More now than ever, video game addiction is affecting today’s children and adolescents, especially boys, Raskin told the Palisadian-Post in an interview in his Palisades office.
Raskin said video game addiction in children can manifest when the child strongly prefers playing video games over other things, to such a degree that he slacks off in school, loses interest in hanging out with friends and stops participating in other healthy activities like sports, dance or music—much in the same way an alcoholic begins to withdraw from other activities in favor of drinking.
“Instead, they’re spending all their time playing video games,” Raskin told the Post.
The child may also exhibit changes in appearance and even have poor personal hygiene or stop taking showers.
These behaviors can indicate to parents that their child has video game addiction, Raskin said, a suspicion that may be further validated when the child exhibits “withdrawal symptoms” when the parents attempt to intervene.
“If parents set time limits” on how long their child can play video games, they “will see irritability and withdrawal symptoms you would see with drug or alcohol withdrawal,” Raskin said.
Children may grow “angry” or “visibly upset if they’re not able to get to their games” and may even lie to their parents about how long they have been playing, he elaborated.
Raskin said some people may have a genetic predisposition for addiction. The added presence of an “environmental trigger”—abuse, neglect, an experience of loss or rejection—could cause them to seek out a vice or a “happy place they can go.”
Video game addiction is no different in this way, Raskin said, noting that addiction is often associated with depression, anxiety or other psychiatric disorders.
“One of the biggest things we see happening is that kids who are feeling like they’re losers in school or in life can then have this virtual world where they feel like they’re winners,” Raskin told the Post.

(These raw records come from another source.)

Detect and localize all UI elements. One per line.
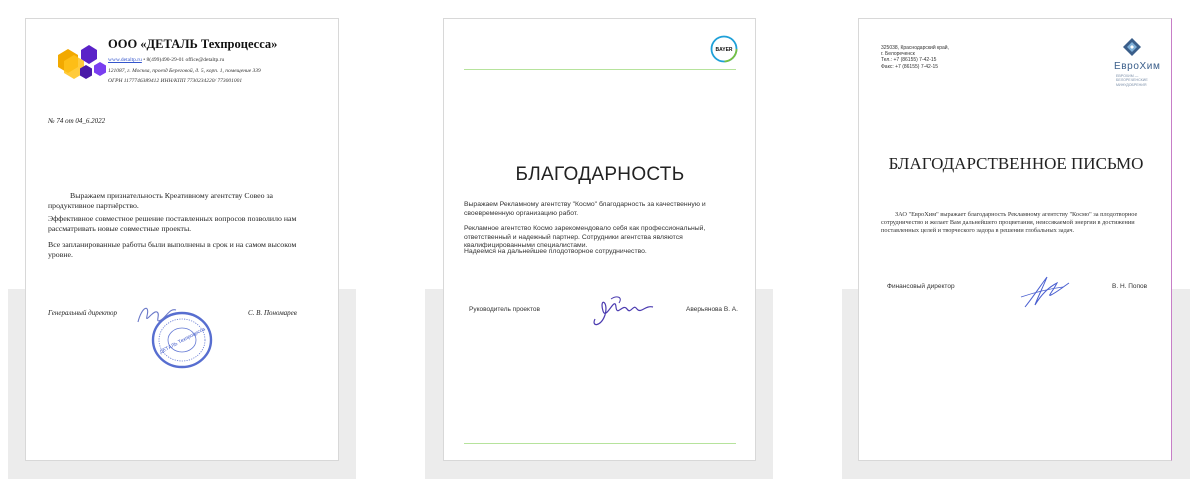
signature-name: С. В. Пономарев	[248, 309, 297, 317]
brand-subtitle: ЕВРОХИМ — БЕЛОРЕЧЕНСКИЕ МИНУДОБРЕНИЯ	[1116, 74, 1148, 87]
address-line: г. Белореченск	[881, 51, 915, 58]
signature-role: Руководитель проектов	[469, 306, 540, 313]
top-divider	[464, 69, 736, 70]
letter-paragraph: Рекламное агентство Космо зарекомендовало себя как профессиональный, ответственный и надежный партнер. Сотрудники агентства являются квалифицированными специалистами.	[464, 225, 706, 250]
letter-number: № 74 от 04_6.2022	[48, 117, 106, 125]
signature-scribble	[134, 302, 180, 328]
signature-scribble	[589, 289, 659, 333]
contact-details: • 8(499)490-29-01 office@detaltp.ru	[141, 57, 225, 63]
letter-paragraph: Выражаем Рекламному агентству "Космо" благодарность за качественную и своевременную организацию работ.	[464, 201, 706, 217]
website-link[interactable]: www.detaltp.ru	[108, 57, 142, 63]
bayer-logo-text: BAYER	[715, 46, 733, 53]
letter-title: БЛАГОДАРНОСТЬ	[515, 164, 685, 185]
signature-scribble	[1017, 273, 1073, 313]
bayer-logo-icon	[710, 35, 738, 63]
company-name: ООО «ДЕТАЛЬ Техпроцесса»	[108, 37, 278, 51]
address-line: Факс: +7 (86155) 7-42-15	[881, 63, 939, 70]
company-registration: ОГРН 1177746389412 ИНН/КПП 7730234220/ 773001001	[108, 78, 243, 84]
letter-paragraph: Все запланированные работы были выполнены в срок и на самом высоком уровне.	[48, 240, 297, 259]
signature-name: Аверьянова В. А.	[686, 306, 738, 313]
letter-card-detal[interactable]	[25, 18, 339, 461]
stamp-text: ДЕТАЛЬ Техпроцесса	[158, 326, 207, 356]
bottom-divider	[464, 443, 736, 444]
letter-card-eurochem[interactable]	[858, 18, 1172, 461]
company-address	[881, 45, 949, 70]
address-line: Тел.: +7 (86155) 7-42-15	[881, 57, 937, 64]
brand-name: ЕвроХим	[1114, 61, 1161, 72]
letter-title: БЛАГОДАРСТВЕННОЕ ПИСЬМО	[888, 154, 1144, 173]
letter-card-bayer[interactable]	[443, 18, 756, 461]
letter-paragraph: Эффективное совместное решение поставленных вопросов позволило нам рассматривать новые совместные проекты.	[48, 214, 297, 233]
letter-paragraph: Выражаем признательность Креативному агентству Совео за продуктивное партнёрство.	[48, 191, 273, 210]
eurochem-logo-icon	[1122, 37, 1142, 57]
signature-role: Генеральный директор	[48, 309, 118, 317]
company-logo-icon	[56, 41, 108, 85]
letter-paragraph: Надеемся на дальнейшее плодотворное сотрудничество.	[464, 248, 647, 255]
address-line: 325038, Краснодарский край,	[881, 45, 949, 51]
letter-body: ЗАО "ЕвроХим" выражает благодарность Рекламному агентству "Космо" за плодотворное сотрудничество и желает Вам дальнейшего процветания, неиссякаемой энергии в достижении поставленных целей и творческого задора в решении глобальных задач.	[881, 211, 1138, 235]
company-contacts	[108, 57, 224, 63]
signature-role: Финансовый директор	[887, 283, 955, 290]
company-address: 121087, г. Москва, проезд Береговой, д. 5, корп. 1, помещение 339	[108, 68, 261, 74]
signature-name: В. Н. Попов	[1112, 283, 1148, 290]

Since many of today’s video games are immersive, socially interactive or virtual-reality games that take place in an entire virtual world where players can design their characters and form friendships with other players in the game—something “Pac-Man” can’t hold a candle to—it’s not hard to see how a child who feels anxious, stressed or lonely might turn to video games to fill those needs.
“They lose themselves [in the video game] because they’re getting positive reinforcement, they can conquer the world, kill people, people look up to them, they can solve problems,” Raskin said.
“People’s brains don’t finish forming until around the age of 26, and the last part of the brain to form is judgment,” Raskin added. “That’s why adolescents are such risk-takers with drugs and sexual promiscuity, which can translate into making poor decisions and deciding to live in this video game world.”
What should parents do if they fear their child may be addicted to video games?
According to Raskin, they should completely cut off video games and find something else for their child to participate in, whether it’s exercise, sports or studying.
“Ninety-nine percent of alcoholics, if you tell them they can have one or two drinks, they’ll multiply that by five. It’s the same thing [with video game addiction],” Raskin said, stressing that cutting off video games “cold turkey” is the only way to go. “If your kid is really suffering from anxiety or depression or an underlying psychological disorder, then getting them professional help is important.”